ONE  NATIONAL GAY AND LESBIAN ARCHIVE

 

Tim Dean, Steven Ruszczycky and David Squires in 2014 edited the anthology Porn Archives (Duke University Press) with various academic articles about porn collections and archives. Dean states that the archive has helped pornography to become a legitimate modern cultural enterprise: Porn has become a site for the production of knowledge, as well as the production of pleasure… as it crosses borders, transforms technologies, consolidates sexual identities, and challenges notions of what counts as legitimate forms of knowledge.”[i]

 

When I arrived in Los Angeles I visited the University of Southern California’s One National Gay and Lesbian Archives to scout for pre-digital sources of queer pornography. Many of the collections are male homosexual materials, including the collection Underground Erotic Graphics and Literature, which is hand-written by anonymous writers and mostly for inner-circle distribution. You can take  a look at Andrew Guthrie's blog post about this collection. I looked out for materials that focused on sexually explicit representations of queer women’s sexuality. I had made an appointment and one of the librarians kindly helped me locate a vast array of magazines. I had no clear research goal in mind. I was greatly relieved when I was told that I could take photographs of these magazines for my personal reference. This would be a treat for anybody who is doing visual culture reserach and vaguely believes in "erotology" the study of sexuality by means of sexually explicit materials and artforms.

 

I found a small book called  A Woman’s Touch, edited by Cedar and Nelly, in which we can find a striking collection of “centerfold” photos and drawings by Tee Corinne (Grant Pass Oregon, 1981) There were the Samois newsletters that later resulted in the anthology Coming to Power, Writings and Graphics on Lesbian S/M, edited by members of Samois.
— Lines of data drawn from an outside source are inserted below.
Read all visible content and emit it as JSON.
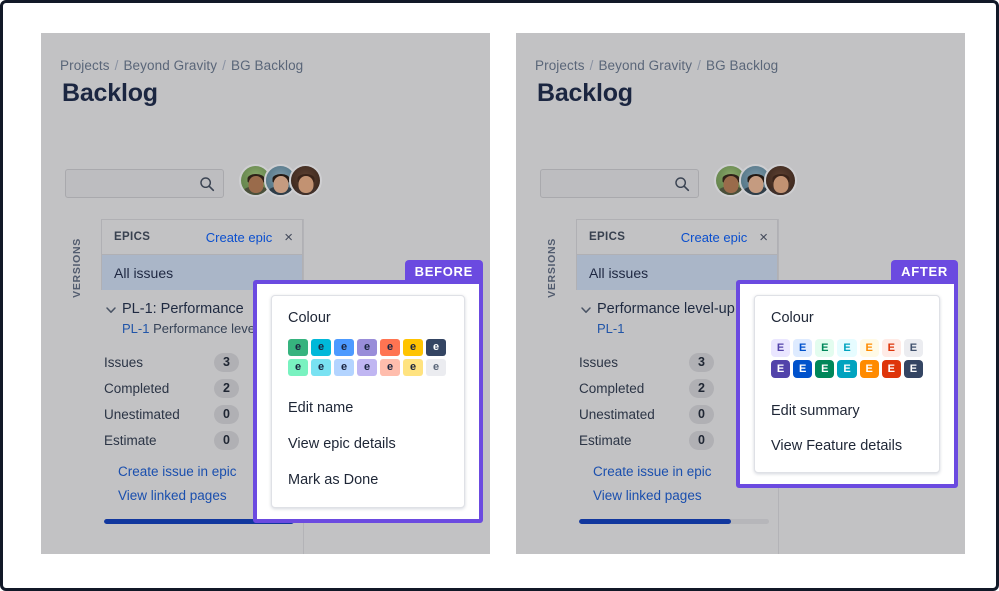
{
  "theme": {
    "panel_bg": "#c2c2c4",
    "accent_purple": "#6b4ae0",
    "link_blue": "#1a4fae",
    "selected_row": "#aab6c8",
    "progress_blue": "#11379e"
  },
  "panels": [
    {
      "id": "before",
      "badge": "BEFORE",
      "breadcrumb": [
        "Projects",
        "Beyond Gravity",
        "BG Backlog"
      ],
      "breadcrumb_sep": "/",
      "page_title": "Backlog",
      "search": {
        "value": "",
        "placeholder": ""
      },
      "versions_rail_label": "VERSIONS",
      "epics": {
        "header_label": "EPICS",
        "create_label": "Create epic",
        "close_label": "×",
        "all_issues_label": "All issues"
      },
      "epic": {
        "name_main": "PL-1: Performance",
        "sub_key": "PL-1",
        "sub_title": "Performance level-up",
        "stats": [
          {
            "label": "Issues",
            "value": "3"
          },
          {
            "label": "Completed",
            "value": "2"
          },
          {
            "label": "Unestimated",
            "value": "0"
          },
          {
            "label": "Estimate",
            "value": "0"
          }
        ],
        "links": [
          "Create issue in epic",
          "View linked pages"
        ],
        "progress_percent": 100
      },
      "menu": {
        "heading": "Colour",
        "swatch_rows": [
          [
            "#36b37e",
            "#00b8d9",
            "#4c9aff",
            "#998dd9",
            "#ff7452",
            "#ffc400",
            "#344563"
          ],
          [
            "#79f2c0",
            "#79e2f2",
            "#b3d4ff",
            "#c0b6f2",
            "#ffbdad",
            "#ffe380",
            "#ebecf0"
          ]
        ],
        "swatch_glyph": "e",
        "swatch_text_colors": [
          [
            "#1b2641",
            "#1b2641",
            "#1b2641",
            "#1b2641",
            "#1b2641",
            "#1b2641",
            "#ffffff"
          ],
          [
            "#1b2641",
            "#1b2641",
            "#1b2641",
            "#1b2641",
            "#1b2641",
            "#1b2641",
            "#5a6679"
          ]
        ],
        "items": [
          "Edit name",
          "View epic details",
          "Mark as Done"
        ]
      }
    },
    {
      "id": "after",
      "badge": "AFTER",
      "breadcrumb": [
        "Projects",
        "Beyond Gravity",
        "BG Backlog"
      ],
      "breadcrumb_sep": "/",
      "page_title": "Backlog",
      "search": {
        "value": "",
        "placeholder": ""
      },
      "versions_rail_label": "VERSIONS",
      "epics": {
        "header_label": "EPICS",
        "create_label": "Create epic",
        "close_label": "×",
        "all_issues_label": "All issues"
      },
      "epic": {
        "name_main": "Performance level-up",
        "sub_key": "PL-1",
        "sub_title": "",
        "stats": [
          {
            "label": "Issues",
            "value": "3"
          },
          {
            "label": "Completed",
            "value": "2"
          },
          {
            "label": "Unestimated",
            "value": "0"
          },
          {
            "label": "Estimate",
            "value": "0"
          }
        ],
        "links": [
          "Create issue in epic",
          "View linked pages"
        ],
        "progress_percent": 80
      },
      "menu": {
        "heading": "Colour",
        "swatch_rows": [
          [
            "#eae6ff",
            "#deebff",
            "#e3fcef",
            "#e6fcff",
            "#fffae6",
            "#ffebe6",
            "#ebecf0"
          ],
          [
            "#5243aa",
            "#0052cc",
            "#00875a",
            "#00a3bf",
            "#ff8b00",
            "#de350b",
            "#344563"
          ]
        ],
        "swatch_glyph": "E",
        "swatch_text_colors": [
          [
            "#5243aa",
            "#0052cc",
            "#00875a",
            "#00a3bf",
            "#ff8b00",
            "#de350b",
            "#42526e"
          ],
          [
            "#ffffff",
            "#ffffff",
            "#ffffff",
            "#ffffff",
            "#ffffff",
            "#ffffff",
            "#ffffff"
          ]
        ],
        "items": [
          "Edit summary",
          "View Feature details"
        ]
      }
    }
  ]
}
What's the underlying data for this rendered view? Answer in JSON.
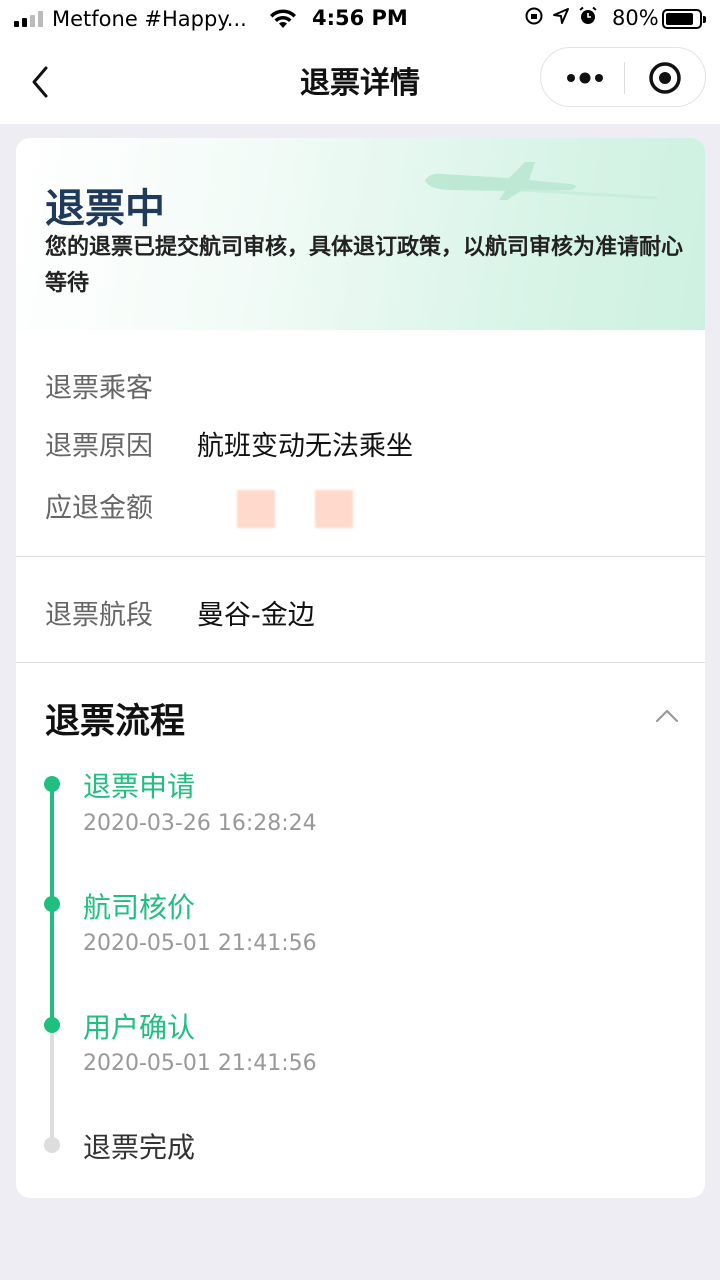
{
  "status_bar": {
    "carrier": "Metfone #Happy...",
    "time": "4:56 PM",
    "battery": "80%"
  },
  "nav": {
    "title": "退票详情",
    "icons": [
      "back-chevron-icon",
      "more-dots-icon",
      "close-target-icon"
    ]
  },
  "status": {
    "title": "退票中",
    "description": "您的退票已提交航司审核，具体退订政策，以航司审核为准请耐心等待"
  },
  "info": {
    "passenger_label": "退票乘客",
    "passenger_value": "",
    "reason_label": "退票原因",
    "reason_value": "航班变动无法乘坐",
    "amount_label": "应退金额",
    "segment_label": "退票航段",
    "segment_value": "曼谷-金边"
  },
  "process": {
    "title": "退票流程",
    "steps": [
      {
        "title": "退票申请",
        "time": "2020-03-26 16:28:24",
        "done": true
      },
      {
        "title": "航司核价",
        "time": "2020-05-01 21:41:56",
        "done": true
      },
      {
        "title": "用户确认",
        "time": "2020-05-01 21:41:56",
        "done": true
      },
      {
        "title": "退票完成",
        "time": "",
        "done": false
      }
    ]
  },
  "colors": {
    "accent": "#1fbf80",
    "pending": "#dddddd",
    "status_title": "#1f3a5a",
    "background": "#eeedf3"
  }
}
Some artists such as those of the magazine Sapphic Touch set out to produce a "healing" type of erotica and believe that pornography has caused harm.There were the complete set of On Our Backs magazines (Entertainment for the Adventurous Lesbian, 1984-2006), which were started by Nan Kinney of Fatale Media and intended to be a response-magazine to the porn-negative feminist porn journal Off Our Backs.

 

 

 

 

 

 

 

 

 

 

 

 

 

 

On Our Backs magazine has an unusual type of photography that partially adopts conventional porn aesthetics (like the centerfold) and partially allows for a refreshing DIY aesthetic. The magazine also contains literary diaries, articles about censorship and lesbian women's “gay” sex habits (eg Tristan Taormino’s article “Handballing, It is not just for Fag anymore"; Rachel Venning’s “Rim Like a Gay Boy”) .There are personal ads and entrepreneurial promos for women who are starting out small businesses. Amongst the many issues we find a gem of a photo-shoots by Annie Sprinkle of the model “Jocelyn.” We also have a photo of the young Jack Halberstam showing off his tattoo. I am always on the lookout for Asian-American models and found a cute photo of the stripper Dawn Tan as well as a cover with the young Celia Tan pulling off someone’s panties with her mouth. Besides these issues of On Our Backs, I also found smaller magazines that had a special focus on African-American women such as Black Lace Magazine: lesbian erotica magazine for and by African American women and Quicksand: African American lesbian erotica.

 

 

 

 

 

 

 

 

 

 

 

 

 

 

 

 

 

 

 

 

 

In an ordinary library, a researcher could fee uncomfortable looking at hundreds of porn mags while taking photographs, but seated at one of the comfortable wooden tables of this pleasant archive, I experienced high scholarly satisfaction.

 

When going through the selection of magazines, I was also  thinking about how different pornography has become today. In my 2007 book Netporn: DIY Web Culture and Sexual Politics (MD: Rowman and Littlefield) I have detailed this transition from mid-90s feminist erotica and “zine” culture to the netporn culture and sites like Shine Louise Houston Crashpad Series.